I added a Raspberry Pi 4B recently in my ever expanding homelab. To get the best network with the new gigabit ethernet port on the raspi, and still save power, I added a PoE hat to it so I could power the raspi as well as provide it data through the ethernet port. Everything worked fine except that I ocassionaly got into situations where the raspi stopped responding suddenly. Initially I thought that it’s crashing due to some issues and used to just restart it manually. I tried switching from manjaro-arm to raspbian as well but that showed same symptoms, despite updating to the latest bootloader and firmware as well. Then I noticed that I could hear the fans on the PoE hat whirring up and settling down even when the raspi was inaccessible. This put me in a doubt that the raspi hasn’t actually crashed, because the fans whir up and go down according to the CPU temperature. So this pattern meant that the CPU was still doing something to heat it up. A trip to the kernel logs via
journalctl -xe confirmed the doubt and also showed a few weird messages about the ethernet.
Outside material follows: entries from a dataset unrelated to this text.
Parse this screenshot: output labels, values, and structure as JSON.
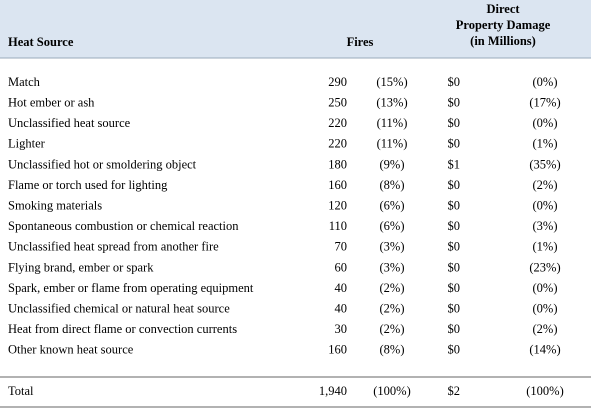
{
  "table": {
    "header": [
      "Heat Source",
      "Fires",
      [
        "Direct",
        "Property Damage",
        "(in Millions)"
      ]
    ],
    "rows": [
      [
        "Match",
        "290",
        "(15%)",
        "$0",
        "(0%)"
      ],
      [
        "Hot ember or ash",
        "250",
        "(13%)",
        "$0",
        "(17%)"
      ],
      [
        "Unclassified heat source",
        "220",
        "(11%)",
        "$0",
        "(0%)"
      ],
      [
        "Lighter",
        "220",
        "(11%)",
        "$0",
        "(1%)"
      ],
      [
        "Unclassified hot or smoldering object",
        "180",
        "(9%)",
        "$1",
        "(35%)"
      ],
      [
        "Flame or torch used for lighting",
        "160",
        "(8%)",
        "$0",
        "(2%)"
      ],
      [
        "Smoking materials",
        "120",
        "(6%)",
        "$0",
        "(0%)"
      ],
      [
        "Spontaneous combustion or chemical reaction",
        "110",
        "(6%)",
        "$0",
        "(3%)"
      ],
      [
        "Unclassified heat spread from another fire",
        "70",
        "(3%)",
        "$0",
        "(1%)"
      ],
      [
        "Flying brand, ember or spark",
        "60",
        "(3%)",
        "$0",
        "(23%)"
      ],
      [
        "Spark, ember or flame from operating equipment",
        "40",
        "(2%)",
        "$0",
        "(0%)"
      ],
      [
        "Unclassified chemical or natural heat source",
        "40",
        "(2%)",
        "$0",
        "(0%)"
      ],
      [
        "Heat from direct flame or convection currents",
        "30",
        "(2%)",
        "$0",
        "(2%)"
      ],
      [
        "Other known heat source",
        "160",
        "(8%)",
        "$0",
        "(14%)"
      ]
    ],
    "total": [
      "Total",
      "1,940",
      "(100%)",
      "$2",
      "(100%)"
    ]
  }
}
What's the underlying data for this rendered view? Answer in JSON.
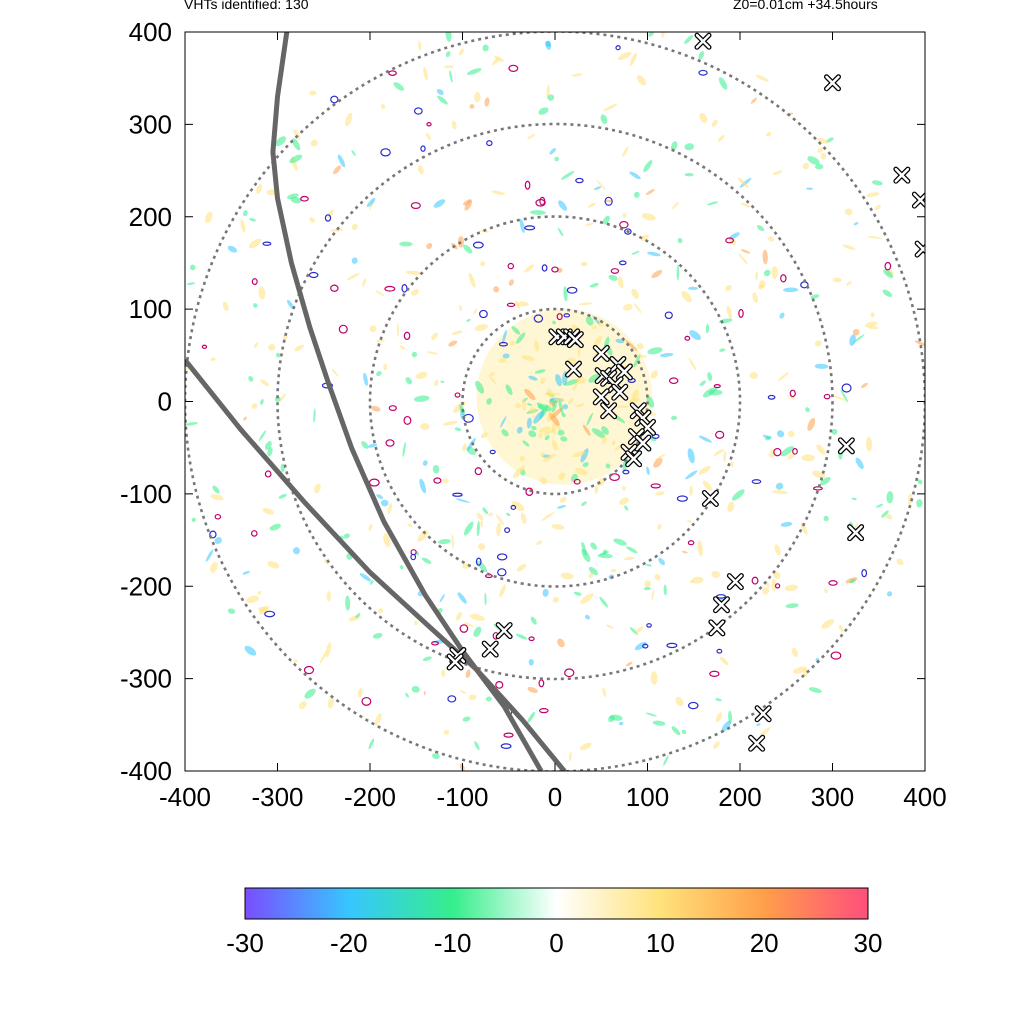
{
  "header": {
    "left_text": "VHTs identified: 130",
    "right_text": "Z0=0.01cm  +34.5hours"
  },
  "chart_data": {
    "type": "scatter",
    "title": "",
    "xlabel": "",
    "ylabel": "",
    "xlim": [
      -400,
      400
    ],
    "ylim": [
      -400,
      400
    ],
    "x_ticks": [
      -400,
      -300,
      -200,
      -100,
      0,
      100,
      200,
      300,
      400
    ],
    "y_ticks": [
      -400,
      -300,
      -200,
      -100,
      0,
      100,
      200,
      300,
      400
    ],
    "x_tick_labels": [
      "-400",
      "-300",
      "-200",
      "-100",
      "0",
      "100",
      "200",
      "300",
      "400"
    ],
    "y_tick_labels": [
      "-400",
      "-300",
      "-200",
      "-100",
      "0",
      "100",
      "200",
      "300",
      "400"
    ],
    "range_rings": [
      100,
      200,
      300,
      400
    ],
    "range_ring_color": "#777777",
    "track_color": "#666666",
    "tracks": [
      [
        [
          -290,
          400
        ],
        [
          -300,
          330
        ],
        [
          -305,
          270
        ],
        [
          -300,
          220
        ],
        [
          -285,
          150
        ],
        [
          -265,
          80
        ],
        [
          -245,
          20
        ],
        [
          -220,
          -50
        ],
        [
          -185,
          -130
        ],
        [
          -140,
          -210
        ],
        [
          -100,
          -270
        ],
        [
          -55,
          -330
        ],
        [
          -15,
          -400
        ]
      ],
      [
        [
          -400,
          45
        ],
        [
          -340,
          -30
        ],
        [
          -270,
          -110
        ],
        [
          -200,
          -185
        ],
        [
          -140,
          -240
        ],
        [
          -85,
          -290
        ],
        [
          -35,
          -345
        ],
        [
          10,
          -400
        ]
      ]
    ],
    "vht_markers": [
      [
        160,
        390
      ],
      [
        300,
        345
      ],
      [
        375,
        245
      ],
      [
        395,
        218
      ],
      [
        398,
        165
      ],
      [
        2,
        70
      ],
      [
        10,
        70
      ],
      [
        18,
        70
      ],
      [
        22,
        67
      ],
      [
        50,
        52
      ],
      [
        68,
        40
      ],
      [
        75,
        32
      ],
      [
        20,
        35
      ],
      [
        52,
        28
      ],
      [
        58,
        25
      ],
      [
        65,
        18
      ],
      [
        70,
        10
      ],
      [
        50,
        5
      ],
      [
        58,
        -10
      ],
      [
        90,
        -10
      ],
      [
        95,
        -18
      ],
      [
        100,
        -28
      ],
      [
        88,
        -38
      ],
      [
        95,
        -45
      ],
      [
        80,
        -55
      ],
      [
        85,
        -62
      ],
      [
        168,
        -105
      ],
      [
        315,
        -48
      ],
      [
        325,
        -142
      ],
      [
        195,
        -195
      ],
      [
        180,
        -220
      ],
      [
        175,
        -245
      ],
      [
        -55,
        -248
      ],
      [
        -70,
        -268
      ],
      [
        -105,
        -275
      ],
      [
        -108,
        -282
      ],
      [
        225,
        -338
      ],
      [
        218,
        -370
      ]
    ],
    "colorbar": {
      "min": -30,
      "max": 30,
      "ticks": [
        -30,
        -20,
        -10,
        0,
        10,
        20,
        30
      ],
      "tick_labels": [
        "-30",
        "-20",
        "-10",
        "0",
        "10",
        "20",
        "30"
      ],
      "colors": [
        "#7a4dff",
        "#37c6ff",
        "#35ee8c",
        "#ffffff",
        "#ffe27a",
        "#ff9f4a",
        "#ff4f7b"
      ]
    }
  }
}
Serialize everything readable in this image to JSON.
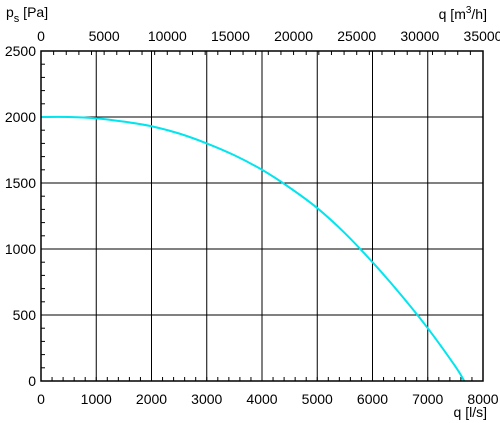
{
  "chart_data": {
    "type": "line",
    "title": "",
    "ylabel": {
      "main": "p",
      "sub": "s",
      "unit": " [Pa]"
    },
    "xlabel": "q [l/s]",
    "x2label": {
      "main": "q [m",
      "sup": "3",
      "unit": "/h]"
    },
    "xlim": [
      0,
      8000
    ],
    "ylim": [
      0,
      2500
    ],
    "x2lim": [
      0,
      35000
    ],
    "x_ticks": [
      "0",
      "1000",
      "2000",
      "3000",
      "4000",
      "5000",
      "6000",
      "7000",
      "8000"
    ],
    "x2_ticks": [
      "0",
      "5000",
      "10000",
      "15000",
      "20000",
      "25000",
      "30000",
      "35000"
    ],
    "y_ticks": [
      "0",
      "500",
      "1000",
      "1500",
      "2000",
      "2500"
    ],
    "grid": true,
    "series": [
      {
        "color": "#00e5ee",
        "x": [
          0,
          500,
          1000,
          1500,
          2000,
          2500,
          3000,
          3500,
          4000,
          4500,
          5000,
          5500,
          6000,
          6500,
          7000,
          7500,
          7660
        ],
        "y": [
          2000,
          2000,
          1990,
          1965,
          1930,
          1875,
          1800,
          1710,
          1600,
          1465,
          1310,
          1120,
          900,
          660,
          400,
          110,
          0
        ]
      }
    ]
  }
}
I tried several things by updating the kernel, picking up several patches, trying different distros but nothing helped. I also found a few such issues reported on raspi’s forums/elsewhere without much updates and with/without the PoE hat. Ultimately, I tried a simple solution of resetting ethernet via
ethtool when the issue happens and it worked fine as a workaround. If you see this issue as well and want to employ this workaround, it’s pretty easy to do via creating the following 3 files (Note: I’ve used systemd timers here. You could instead do it through cron as well).
File 1: monitor.sh
This file has the code to check the network state and reset ethernet
#!/usr/bin/bash BASEDIR=$(dirname "$0") now=$(date) if ping -q -c 1 -W 1 google.com >/dev/null; then echo "$now : The network is up" >> $BASEDIR/eth.log else ethtool -r eth0 echo "$now : Network down. Trying to restart eth0" >> $BASEDIR/eth.log fi
File 2: monitor.timer
[Unit] Description=Monitor [Timer] OnUnitActiveSec=200s OnBootSec=100s [Install] WantedBy=timers.target
File 3: monitor.service
[Unit] Description=Monitor [Service] Type=oneshot ExecStart=/bin/bash /home/shantanu/monitor.sh [Install] WantedBy=timers.target
Now, the raspi checks every 200 seconds whether it still has a network connection and if it doesn’t, then it restarts eth0 to recover the connection. This workaround has been working pretty good for me so far.